Il Signore la fa partecipe del suo dolore, della solitudine che prova nel vedere che molti non comprendono il suo messaggio e non condividono il suo mondo, un dolore che diventa quasi insostenibile dato che in queste condizioni il suo amore infinito non può essere elargito: “Figlia mia, quante anime Mi ricevono Sacramentato nei loro cuori e Mi mettono in solitudine! Mi sento in esse come dentro d’un deserto, come se non [loro] appartenessi. Mi trattano da estraneo; ma sai perché? Non prendono parte alla mia vita, alle mie virtù, alla mia santità, alle mie gioie ed ai miei dolori. Compagnia significa prendere parte a tutto ciò che fa e soffre la persona che gli sta vicino. Quindi, ricevermi e non prendere parte alla mia vita, è per Me la solitudine più amara; e, restando solo non posso [dir loro] quanto brucio d’amore per loro e perciò resta isolato il mio amore, la mia santità, la mia virtù, la mia vita, insomma tutto è solitudine in Me e fuori di Me. Oh, quante volte scendo nei cuori e piango, perché Mi veggo solo! E quando scendo, vedendomi solo Mi sento non curato, né apprezzato, né amato, tanto che son costretto dalla loro noncuranza a ridurmi al silenzio ed alla mestizia. E siccome non prendono parte alla mia Vita Sacramentale, Mi sento appartato nei loro cuori e, vedendomi che non ho che fare, con pazienza divina ed invitta, aspetto la consumazione delle Specie Sacramentali – dentro delle quali il mio Fiat Eterno Mi aveva imprigionato -, lasciando appena le tracce della mia discesa; perché nulla ho potuto lasciare della mia vita Sacramentale, forse le sole mie lacrime, perché, non avendo preso parte alla mia vita, mancava il vuoto dove poter lasciare le cose che a Me appartengono e che Io volevo mettere in comune con loro. Perciò si veggono tante anime che Mi ricevono Sacramentato e non danno di Me: sono sterili di virtù, sterili d’amore, di sacrificio. Poverelle, si cibano di Me, ma siccome non Mi fanno compagnia restano digiune!”.

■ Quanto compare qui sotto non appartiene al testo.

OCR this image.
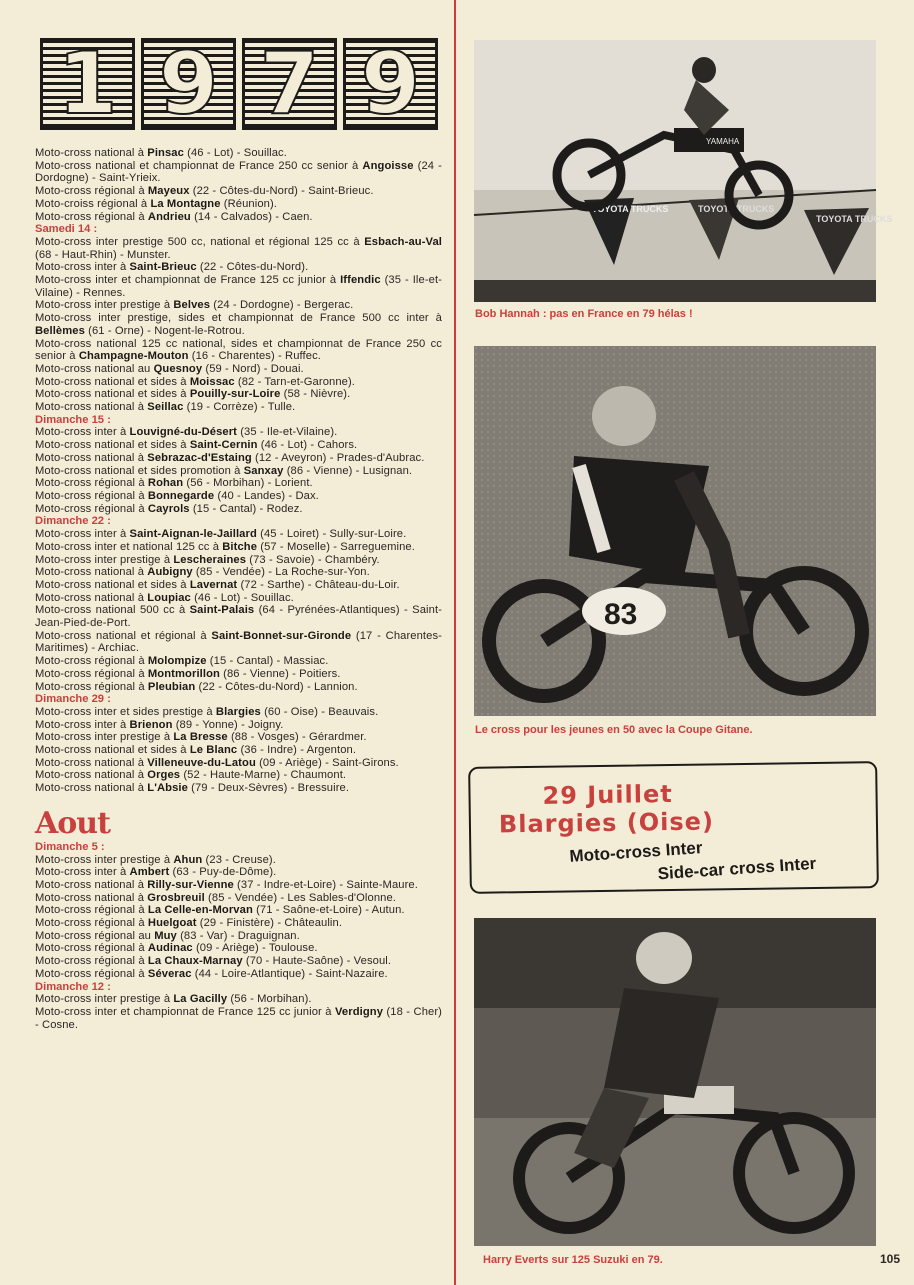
1 9 7 9

Moto-cross national à Pinsac (46 - Lot) - Souillac.

Moto-cross national et championnat de France 250 cc senior à Angoisse (24 - Dordogne) - Saint-Yrieix.

Moto-cross régional à Mayeux (22 - Côtes-du-Nord) - Saint-Brieuc.

Moto-croiss régional à La Montagne (Réunion).

Moto-cross régional à Andrieu (14 - Calvados) - Caen.

Samedi 14 :

Moto-cross inter prestige 500 cc, national et régional 125 cc à Esbach-au-Val (68 - Haut-Rhin) - Munster.

Moto-cross inter à Saint-Brieuc (22 - Côtes-du-Nord).

Moto-cross inter et championnat de France 125 cc junior à Iffendic (35 - Ile-et-Vilaine) - Rennes.

Moto-cross inter prestige à Belves (24 - Dordogne) - Bergerac.

Moto-cross inter prestige, sides et championnat de France 500 cc inter à Bellèmes (61 - Orne) - Nogent-le-Rotrou.

Moto-cross national 125 cc national, sides et championnat de France 250 cc senior à Champagne-Mouton (16 - Charentes) - Ruffec.

Moto-cross national au Quesnoy (59 - Nord) - Douai.

Moto-cross national et sides à Moissac (82 - Tarn-et-Garonne).

Moto-cross national et sides à Pouilly-sur-Loire (58 - Nièvre).

Moto-cross national à Seillac (19 - Corrèze) - Tulle.

Dimanche 15 :

Moto-cross inter à Louvigné-du-Désert (35 - Ile-et-Vilaine).

Moto-cross national et sides à Saint-Cernin (46 - Lot) - Cahors.

Moto-cross national à Sebrazac-d'Estaing (12 - Aveyron) - Prades-d'Aubrac.

Moto-cross national et sides promotion à Sanxay (86 - Vienne) - Lusignan.

Moto-cross régional à Rohan (56 - Morbihan) - Lorient.

Moto-cross régional à Bonnegarde (40 - Landes) - Dax.

Moto-cross régional à Cayrols (15 - Cantal) - Rodez.

Dimanche 22 :

Moto-cross inter à Saint-Aignan-le-Jaillard (45 - Loiret) - Sully-sur-Loire.

Moto-cross inter et national 125 cc à Bitche (57 - Moselle) - Sarreguemine.

Moto-cross inter prestige à Lescheraines (73 - Savoie) - Chambéry.

Moto-cross national à Aubigny (85 - Vendée) - La Roche-sur-Yon.

Moto-cross national et sides à Lavernat (72 - Sarthe) - Château-du-Loir.

Moto-cross national à Loupiac (46 - Lot) - Souillac.

Moto-cross national 500 cc à Saint-Palais (64 - Pyrénées-Atlantiques) - Saint-Jean-Pied-de-Port.

Moto-cross national et régional à Saint-Bonnet-sur-Gironde (17 - Charentes-Maritimes) - Archiac.

Moto-cross régional à Molompize (15 - Cantal) - Massiac.

Moto-cross régional à Montmorillon (86 - Vienne) - Poitiers.

Moto-cross régional à Pleubian (22 - Côtes-du-Nord) - Lannion.

Dimanche 29 :

Moto-cross inter et sides prestige à Blargies (60 - Oise) - Beauvais.

Moto-cross inter à Brienon (89 - Yonne) - Joigny.

Moto-cross inter prestige à La Bresse (88 - Vosges) - Gérardmer.

Moto-cross national et sides à Le Blanc (36 - Indre) - Argenton.

Moto-cross national à Villeneuve-du-Latou (09 - Ariège) - Saint-Girons.

Moto-cross national à Orges (52 - Haute-Marne) - Chaumont.

Moto-cross national à L'Absie (79 - Deux-Sèvres) - Bressuire.

Aout

Dimanche 5 :

Moto-cross inter prestige à Ahun (23 - Creuse).

Moto-cross inter à Ambert (63 - Puy-de-Dôme).

Moto-cross national à Rilly-sur-Vienne (37 - Indre-et-Loire) - Sainte-Maure.

Moto-cross national à Grosbreuil (85 - Vendée) - Les Sables-d'Olonne.

Moto-cross régional à La Celle-en-Morvan (71 - Saône-et-Loire) - Autun.

Moto-cross régional à Huelgoat (29 - Finistère) - Châteaulin.

Moto-cross régional au Muy (83 - Var) - Draguignan.

Moto-cross régional à Audinac (09 - Ariège) - Toulouse.

Moto-cross régional à La Chaux-Marnay (70 - Haute-Saône) - Vesoul.

Moto-cross régional à Séverac (44 - Loire-Atlantique) - Saint-Nazaire.

Dimanche 12 :

Moto-cross inter prestige à La Gacilly (56 - Morbihan).

Moto-cross inter et championnat de France 125 cc junior à Verdigny (18 - Cher) - Cosne.

TOYOTA TRUCKS	TOYOTA TRUCKS
TOYOTA TRUCKS
YAMAHA
Bob Hannah : pas en France en 79 hélas !
83
Le cross pour les jeunes en 50 avec la Coupe Gitane.
29 Juillet
Blargies (Oise)
Moto-cross Inter
Side-car cross Inter
Harry Everts sur 125 Suzuki en 79.	105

Ma se Gesù soffre nel non poter condividere l’amore e le grazie di cui è portatore, infinita gioia prova nel momento in cui un’anima affine lo ama incondizionatamente e si fa trovare pronta a riceverlo: “Tu devi sapere che non sono più in mio potere le pene, e le vado chiedendo, per amore, a queste specie viventi delle anime, ché Mi suppliscano a ciò che a Me manca. Perciò, figlia mia, quando trovo un cuore che Mi ama e Mi fa compagnia dandomi libertà di fare quello che voglio, Io giungo agli eccessi, non ci bado a nulla, do tanto che la povera creatura si sente affogare dal mio amore e dalle mie grazie. Ed allora non resta più sterile la mia Vita Sacramentale quando scendo nei cuori, no, ma [si] riproduce, bilocando e continuando la mia vita in essa”.